Now that a two-commissioner minority has heroically pierced the West Pasco Government Center’s plans to gouge us at the pump, one thing becomes abundantly clear.
A hike in the gas tax, not even a single red cent, never had a chance.
I mean, commissioners needed four votes to make any increase happen, and three (you will want to be reminded who they are: Ted Schrader, Pat Mulieri, Kathryn Starkey) was all they ever had. Jack Mariano — who, as burgermeister of SunWest Harbourtowne, is sensitive to impediments to long-range motoring — always was a no, leaving Henry Wilson as the swing vote. (Insert winking emoticon here.)
But anyone who heard Wilson’s presentation on budgeting to Pasco’s Republican Executive Committee last month knew where he stood, and it wasn’t with the Friends of Higher Energy Prices. In other words, Wilson meant it — he really, really meant it — when he said something extraordinary would need to happen for him to support juicing the gas tax.
Even Mulieri and Starkey’s sweet talk of compromise couldn’t woo him. Double-teaming him like a sales team offering lease options on a new car — How about three pennies for 10 years? Two pennies for five years? — Wilson’s position proved non-negotiable. After Mark Zuckerberg failed to litter Pasco with IPO-priced shares of Facebook, what choice did he have?
Besides, when Wilson won election in 2010, the only memorable plank in his campaign platform was a commitment to carry out the expressed wishes of his constituents. Such a promise could prove problematic when the public is narrowly split on an issue, or when it sends conflicting messages, but neither circumstance emerged here.
By all accounts, Pasco’s citizenry hated the gas tax hike. Tuesday night’s final public comment merely struck the spark that blew the whole thing up, with this instructive detail. Regular folks, never mind the expensive risk to their shocks and struts posed by unattended potholes, overwhelmingly denounced it as the rock python that would crush their finances; developers eager to pave and their attorneys, whose billable hours would be supported by fresh taxes, urged its passage.

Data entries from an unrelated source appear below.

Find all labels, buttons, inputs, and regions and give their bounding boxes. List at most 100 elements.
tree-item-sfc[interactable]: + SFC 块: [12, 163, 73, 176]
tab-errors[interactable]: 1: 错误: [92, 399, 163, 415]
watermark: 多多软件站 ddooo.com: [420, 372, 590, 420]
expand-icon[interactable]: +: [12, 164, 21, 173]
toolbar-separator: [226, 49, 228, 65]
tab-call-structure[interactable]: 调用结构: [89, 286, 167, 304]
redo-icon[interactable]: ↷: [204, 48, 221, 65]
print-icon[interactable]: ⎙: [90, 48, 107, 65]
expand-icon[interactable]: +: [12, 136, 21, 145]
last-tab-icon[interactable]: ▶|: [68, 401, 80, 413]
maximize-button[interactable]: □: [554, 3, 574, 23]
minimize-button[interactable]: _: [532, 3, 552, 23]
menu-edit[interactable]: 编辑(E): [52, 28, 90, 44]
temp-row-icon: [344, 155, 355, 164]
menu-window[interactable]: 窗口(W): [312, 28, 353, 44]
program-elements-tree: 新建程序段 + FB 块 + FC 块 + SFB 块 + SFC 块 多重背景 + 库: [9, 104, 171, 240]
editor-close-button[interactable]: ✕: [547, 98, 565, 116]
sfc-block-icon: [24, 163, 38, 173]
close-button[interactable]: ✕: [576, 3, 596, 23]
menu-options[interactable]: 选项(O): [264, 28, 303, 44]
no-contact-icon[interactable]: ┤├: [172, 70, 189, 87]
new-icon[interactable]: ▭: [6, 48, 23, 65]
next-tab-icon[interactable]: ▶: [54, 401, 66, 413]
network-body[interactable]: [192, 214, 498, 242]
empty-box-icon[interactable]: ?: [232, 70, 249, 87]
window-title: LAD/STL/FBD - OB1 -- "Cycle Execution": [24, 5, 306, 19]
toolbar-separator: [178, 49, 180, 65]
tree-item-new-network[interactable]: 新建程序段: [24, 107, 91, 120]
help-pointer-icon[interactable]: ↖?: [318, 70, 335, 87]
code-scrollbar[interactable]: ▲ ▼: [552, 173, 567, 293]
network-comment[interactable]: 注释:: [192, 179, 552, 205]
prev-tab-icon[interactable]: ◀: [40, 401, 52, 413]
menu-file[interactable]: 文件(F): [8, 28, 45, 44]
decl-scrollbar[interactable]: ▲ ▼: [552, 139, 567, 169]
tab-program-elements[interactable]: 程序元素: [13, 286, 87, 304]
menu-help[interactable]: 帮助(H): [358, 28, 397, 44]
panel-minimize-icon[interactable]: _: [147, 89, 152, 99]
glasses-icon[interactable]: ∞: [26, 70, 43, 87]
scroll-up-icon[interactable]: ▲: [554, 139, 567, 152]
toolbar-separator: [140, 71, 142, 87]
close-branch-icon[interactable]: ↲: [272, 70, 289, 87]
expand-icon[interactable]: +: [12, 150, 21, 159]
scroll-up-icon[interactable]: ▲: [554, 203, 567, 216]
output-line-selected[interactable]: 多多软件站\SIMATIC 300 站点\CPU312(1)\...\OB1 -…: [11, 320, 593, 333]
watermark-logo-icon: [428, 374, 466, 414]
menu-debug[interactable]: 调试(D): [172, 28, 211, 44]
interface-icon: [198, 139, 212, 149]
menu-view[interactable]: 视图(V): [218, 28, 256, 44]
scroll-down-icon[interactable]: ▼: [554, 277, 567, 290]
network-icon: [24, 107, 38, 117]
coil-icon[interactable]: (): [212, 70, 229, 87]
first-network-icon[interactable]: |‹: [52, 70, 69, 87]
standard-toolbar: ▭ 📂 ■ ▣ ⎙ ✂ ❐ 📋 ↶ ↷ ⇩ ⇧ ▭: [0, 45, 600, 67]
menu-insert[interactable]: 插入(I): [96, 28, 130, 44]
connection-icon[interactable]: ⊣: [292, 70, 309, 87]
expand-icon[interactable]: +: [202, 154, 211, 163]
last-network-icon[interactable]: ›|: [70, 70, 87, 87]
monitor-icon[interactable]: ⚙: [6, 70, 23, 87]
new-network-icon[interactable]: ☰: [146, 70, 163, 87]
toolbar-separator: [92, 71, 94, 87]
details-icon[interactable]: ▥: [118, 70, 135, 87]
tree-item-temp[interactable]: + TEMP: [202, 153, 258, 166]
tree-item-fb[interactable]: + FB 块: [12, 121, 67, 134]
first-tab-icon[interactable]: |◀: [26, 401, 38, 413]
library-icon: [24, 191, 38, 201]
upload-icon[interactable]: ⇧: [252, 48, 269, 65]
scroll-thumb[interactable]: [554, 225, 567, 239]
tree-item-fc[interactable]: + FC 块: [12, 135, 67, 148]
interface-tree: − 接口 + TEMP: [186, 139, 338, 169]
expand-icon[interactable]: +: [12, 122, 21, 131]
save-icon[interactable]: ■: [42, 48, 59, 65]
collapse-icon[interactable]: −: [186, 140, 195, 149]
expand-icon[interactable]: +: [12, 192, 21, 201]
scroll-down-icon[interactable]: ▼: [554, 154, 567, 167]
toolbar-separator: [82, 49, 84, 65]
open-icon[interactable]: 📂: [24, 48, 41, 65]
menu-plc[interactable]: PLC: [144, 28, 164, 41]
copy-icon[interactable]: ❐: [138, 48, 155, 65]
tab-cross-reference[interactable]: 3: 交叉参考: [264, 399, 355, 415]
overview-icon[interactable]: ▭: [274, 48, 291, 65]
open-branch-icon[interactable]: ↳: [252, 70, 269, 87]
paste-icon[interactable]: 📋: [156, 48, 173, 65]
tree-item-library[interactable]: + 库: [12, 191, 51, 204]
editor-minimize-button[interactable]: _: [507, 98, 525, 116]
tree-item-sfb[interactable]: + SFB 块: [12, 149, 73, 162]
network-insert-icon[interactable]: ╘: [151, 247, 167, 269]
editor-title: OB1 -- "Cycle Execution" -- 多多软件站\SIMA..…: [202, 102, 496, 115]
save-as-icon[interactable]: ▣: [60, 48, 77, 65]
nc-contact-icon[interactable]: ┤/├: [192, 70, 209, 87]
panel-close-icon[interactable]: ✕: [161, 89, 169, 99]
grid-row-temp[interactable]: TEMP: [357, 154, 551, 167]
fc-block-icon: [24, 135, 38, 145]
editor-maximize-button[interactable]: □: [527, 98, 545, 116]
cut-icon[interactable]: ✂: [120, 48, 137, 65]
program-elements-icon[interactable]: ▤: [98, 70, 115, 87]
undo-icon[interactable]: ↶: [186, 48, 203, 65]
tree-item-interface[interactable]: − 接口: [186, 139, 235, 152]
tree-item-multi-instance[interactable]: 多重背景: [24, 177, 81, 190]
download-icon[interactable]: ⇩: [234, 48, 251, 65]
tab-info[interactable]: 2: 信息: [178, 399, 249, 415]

Facing the electorate again in just 14 months, Wilson couldn’t have been eager to change that winner of a slogan to, “He listens to you ... except when he doesn’t.” Nope. Wilson was never voting to hike the gas tax. He didn’t even have to hear the argument about how transportation-dependent businesses would surely pass along the cost of the tax, which you can bet for delivery services, plumbers, handymen, lawn maintenance crews and so on is far more than the advertised buck-and-a-quarter a week.
Sort of makes you wonder what the summer-long slow waltz around the gas tax was about in the first place.
If we surrendered to cynicism, we’d suspect a misdirection play: Get us so focused on the possibility of paying an extra nickle a gallon that we’d miss the action on the back side — a 7.8-percent leap in the millage rate — and then, when the gas tax failed, we’d be grateful commissioners had settled for whacking only property owners, and then only a little bit.
As if landlords and owners of commercial buildings don’t play the trickle-down game themselves.
Yep. Turns out there’s another rock python lurking in the weeds. Machetes ready, taxed-enough-already crowd?